I had a blast at my 25-year reunion.  Most of the people looked pretty good.


----------



## Mr. H.

Love HS reunions. We done had our *cough* 40th last year. A good number showed up, and we were given a tour of the school. I took off running, yelling and screaming down the halls. It was a fucking hoot.


----------



## Rikurzhen

Grandma said:


> I went to my HS 20-year reunion. Sure, in their late 40s a lot of the girls had gained a few - and by a few I mean _few_, as in less than 15lbs. The boys, on the other hand, had gained more than 15lbs, most of them, and quite a few had substantial hair loss. They had not aged well at all.
> The women looked like older versions of themselves as girls, the men were in large part identifiable only because they were wearing name tags.

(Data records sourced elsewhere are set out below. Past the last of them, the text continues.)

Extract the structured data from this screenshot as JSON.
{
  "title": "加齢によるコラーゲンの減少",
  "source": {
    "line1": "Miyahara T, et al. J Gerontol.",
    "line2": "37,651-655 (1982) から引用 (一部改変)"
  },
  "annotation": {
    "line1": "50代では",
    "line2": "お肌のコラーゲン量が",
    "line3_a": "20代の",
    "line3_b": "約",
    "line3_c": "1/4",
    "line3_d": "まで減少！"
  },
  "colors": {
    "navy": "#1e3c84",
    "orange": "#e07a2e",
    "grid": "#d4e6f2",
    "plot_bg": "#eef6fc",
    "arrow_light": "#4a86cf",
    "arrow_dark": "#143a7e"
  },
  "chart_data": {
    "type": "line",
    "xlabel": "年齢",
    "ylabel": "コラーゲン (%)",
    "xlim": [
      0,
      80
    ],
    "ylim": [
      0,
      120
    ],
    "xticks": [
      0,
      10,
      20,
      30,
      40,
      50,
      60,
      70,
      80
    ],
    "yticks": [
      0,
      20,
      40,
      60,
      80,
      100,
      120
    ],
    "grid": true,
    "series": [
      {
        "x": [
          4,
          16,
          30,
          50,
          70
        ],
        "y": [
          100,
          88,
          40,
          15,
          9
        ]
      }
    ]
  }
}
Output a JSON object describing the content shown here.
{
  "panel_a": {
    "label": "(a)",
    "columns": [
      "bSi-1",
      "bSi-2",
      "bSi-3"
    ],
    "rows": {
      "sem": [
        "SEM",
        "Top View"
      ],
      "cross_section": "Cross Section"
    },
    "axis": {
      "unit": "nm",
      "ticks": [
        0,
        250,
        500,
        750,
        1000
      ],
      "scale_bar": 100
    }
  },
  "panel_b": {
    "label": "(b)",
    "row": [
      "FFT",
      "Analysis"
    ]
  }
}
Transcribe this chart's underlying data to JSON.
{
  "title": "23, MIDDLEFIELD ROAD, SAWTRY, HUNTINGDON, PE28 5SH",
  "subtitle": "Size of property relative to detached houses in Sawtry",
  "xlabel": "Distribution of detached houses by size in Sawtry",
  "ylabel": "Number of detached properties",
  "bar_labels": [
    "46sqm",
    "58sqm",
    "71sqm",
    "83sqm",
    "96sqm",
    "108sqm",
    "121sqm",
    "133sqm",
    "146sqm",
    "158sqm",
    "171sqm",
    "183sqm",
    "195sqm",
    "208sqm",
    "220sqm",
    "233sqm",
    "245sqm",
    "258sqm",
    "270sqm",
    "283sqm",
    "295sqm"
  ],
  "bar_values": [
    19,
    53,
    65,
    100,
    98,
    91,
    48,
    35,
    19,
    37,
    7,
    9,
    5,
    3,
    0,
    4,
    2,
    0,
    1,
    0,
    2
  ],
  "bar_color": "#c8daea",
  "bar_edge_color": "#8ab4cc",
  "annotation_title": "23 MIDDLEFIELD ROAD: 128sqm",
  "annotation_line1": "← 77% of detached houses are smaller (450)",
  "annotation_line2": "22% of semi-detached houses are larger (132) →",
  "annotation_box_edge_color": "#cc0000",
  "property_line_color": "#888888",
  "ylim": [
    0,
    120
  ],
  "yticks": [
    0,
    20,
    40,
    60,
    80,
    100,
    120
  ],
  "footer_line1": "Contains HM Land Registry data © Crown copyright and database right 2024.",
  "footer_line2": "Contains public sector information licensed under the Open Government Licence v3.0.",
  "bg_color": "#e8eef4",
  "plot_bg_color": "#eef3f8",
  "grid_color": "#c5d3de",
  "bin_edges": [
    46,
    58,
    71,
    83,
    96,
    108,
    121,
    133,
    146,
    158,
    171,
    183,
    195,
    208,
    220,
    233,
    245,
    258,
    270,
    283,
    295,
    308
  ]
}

A guy I worked with was talking about his 30th reunion and he's been to all of his. He said that at the first few the women's hotness was being maintained and the hard living of the guys was taking some toll, but come the last one, the guys were settling nicely into middle age and the women were looking very harsh and ragged. I think that the guys finally reached the famous "he looks distinguished" phase of life and the women just became old.


----------



## Luddly Neddite

JakeWIlls92 said:


> High School
> 
> 
> 
> 
> 
> 
> 
> 
> 
> 10 years later
> 
> 
> 
> 
> 
> 
> 
> 
> 
> Did the cheerleaders get fat?



So, one time, my buddy and I decided to go back to our small town to the country fair. We were walking across the dirt parking lot when, coming toward us was this very overweight woman pushing a stroller with a screaming kid in it. You was yelling at the baby and you could see that under her way over sized shirt were these enormous boobs, joggling back and forth and up and down. Her dirty blonde hair was hanging in strings and she just generally looked a mess. 

She was past us a little bit when we both just stopped in our tracks and simultaneously blurted, "OMFG, that was Janet ****!!" who had been the most popular girl in our class. Cheerleader, class leader type, the whole bit. 

That was a lot of years ago and I'm still glad I got out of that little town. I did go to a reunion way back then but its like they say about Facebook now - that's it people you didn't like back then. It was okay but no one that I want a relationship with now.


----------



## Tresha91203

My 20th was great. Most people had not changed that much. A few gained weight, but a few lost weight. Everyone looked happy settling into adulthood. I suspect those who were embarassed about their changes didn't show up.


----------